Is it time to go back to basics

Dartman

Pole Sitter
F1 has been ruined over the years with the advent of aero, for at least the last three decades, OK it started in the 70's but into the 80's there were many attempts to get one over the rivals, but the FIA rightly or wrongly banned various innovations only for aero to be the unchallenged result. Millions are now spent to gain less than a tenth of a second, so is it time for a rethink, it is said or was that F1 develop road cars, but we are never going to see the plethora of wings and winglets on a road car, engines and gearboxes, yes.
Do you think it is time to revert to basics, an engine and fuel formula, I.E max CC and choice of boost with a maximum of fossil fuel power limited to 50% of overall power, with single plane aero on front and rear wings with a fixed ground clearance, this will revert to driver skill reduce cost. this will bring back driver skill, improve sustainable power units that will become the future in a road car.
They say a war increases development of science, so will an open competition bring a leap forward in power unit design providing it is not stifled by over regulation, the present regulations help nothing for anything except kudos for a few companies having a huge marketing budget to promote their wares
 
You missed a trick, scrap wings and go back to mechanical grip.

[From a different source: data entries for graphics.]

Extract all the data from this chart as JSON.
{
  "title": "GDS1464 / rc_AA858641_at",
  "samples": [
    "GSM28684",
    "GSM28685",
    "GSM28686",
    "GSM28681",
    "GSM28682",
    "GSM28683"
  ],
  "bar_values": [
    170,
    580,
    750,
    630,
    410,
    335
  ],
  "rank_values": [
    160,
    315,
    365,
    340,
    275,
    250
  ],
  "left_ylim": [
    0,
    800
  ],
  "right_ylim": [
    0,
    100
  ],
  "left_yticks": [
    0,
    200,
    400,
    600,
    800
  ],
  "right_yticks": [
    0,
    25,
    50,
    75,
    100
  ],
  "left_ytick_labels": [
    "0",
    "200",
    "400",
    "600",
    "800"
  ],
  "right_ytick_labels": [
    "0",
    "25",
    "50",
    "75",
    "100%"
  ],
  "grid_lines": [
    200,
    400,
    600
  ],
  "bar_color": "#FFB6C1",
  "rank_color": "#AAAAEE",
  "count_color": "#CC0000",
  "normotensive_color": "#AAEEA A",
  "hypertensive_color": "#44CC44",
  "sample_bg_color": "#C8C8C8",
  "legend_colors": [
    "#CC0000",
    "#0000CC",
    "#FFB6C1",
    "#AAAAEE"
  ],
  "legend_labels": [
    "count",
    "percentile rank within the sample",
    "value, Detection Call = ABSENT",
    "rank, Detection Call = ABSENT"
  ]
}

Generally I agree in principle but the genie is out of the bottle.
 
i would like to see a move to synthetic fuels, less batteries & get the weight down to 600kg like it was just at the start of Hamilton career, because these cars are too heavy now. we are going the right way with ground effect downforce to kerb dirty air issue, but i would like less downforce on the wings
 
i would like to see a move to synthetic fuels, less batteries & get the weight down to 600kg like it was just at the start of Hamilton career, because these cars are too heavy now. we are going the right way with ground effect downforce to kerb dirty air issue, but i would like less downforce on the wings
Oh how about hydrogen fuels, created by electrolysis of water via solar, or wind power, at the circuit. Synthetic (or even fuels made from extracting CO2 into the atmosphere always have the same problem, in that they still release CO2)...

If F1 wants to be genuinely clean, it needs to:
1. Extract CO2 from the atmosphere to counteract the footprint from the freight journeys.
2. Move to a fuel that doesn't have any CO2 footprint for racing
 
The Artist..... i like hydrogen, i remember watching top gear with james may feature in 2009/2010. im amazed it hasnt taken off before now. as it is magic bullet. no recharging, no weight or national grid issues. as thats the issues with a batteries its well known that in the uk the national grid have to prepare in case a major england game goes to penalties to so the system doesnt crash when everyone puts the kettle on. so how is it going to cope when everyone is charging their car overnight


Synethic fuels is a great stepping stone its better than we have now, at least we arent making the problem any worse. that can only be a good thing. until hydrogen is available
 
It may be possible to produce hydrogen by solar or wind power and store it for the next GP but it takes a lot of energy so therefore it may take considerable time on available green power capability. the amount of hydrogen produced would depend on the country the GP is held in, northern European country's will have difficulties with solar, unfortunately the only reliable way to produce hydrogen in quantity and reliably is a nuclear power station. I don't know the figures but to produce oxygen for a crew of about 160 on a two month patrol on a nuclear submarine, wouldn't produce enough hydrogen to drive 50 miles, about 1.5 cu3m at atmospheric pressure.
 
Thing in today's paper (Guardian I think) that hydrogen buses are 2 1/2 times more expensive to operate than battery buses.

A lot of that is because of the huge amount of electricity required to make hydrogen.

Then there are the arguments about electric heat pumps v hydrogen gas boilers. Basically every research paper puts hydrogen as massively more expensive to use because of the costs of production.

Like it or not, electric is the future for transport and racing.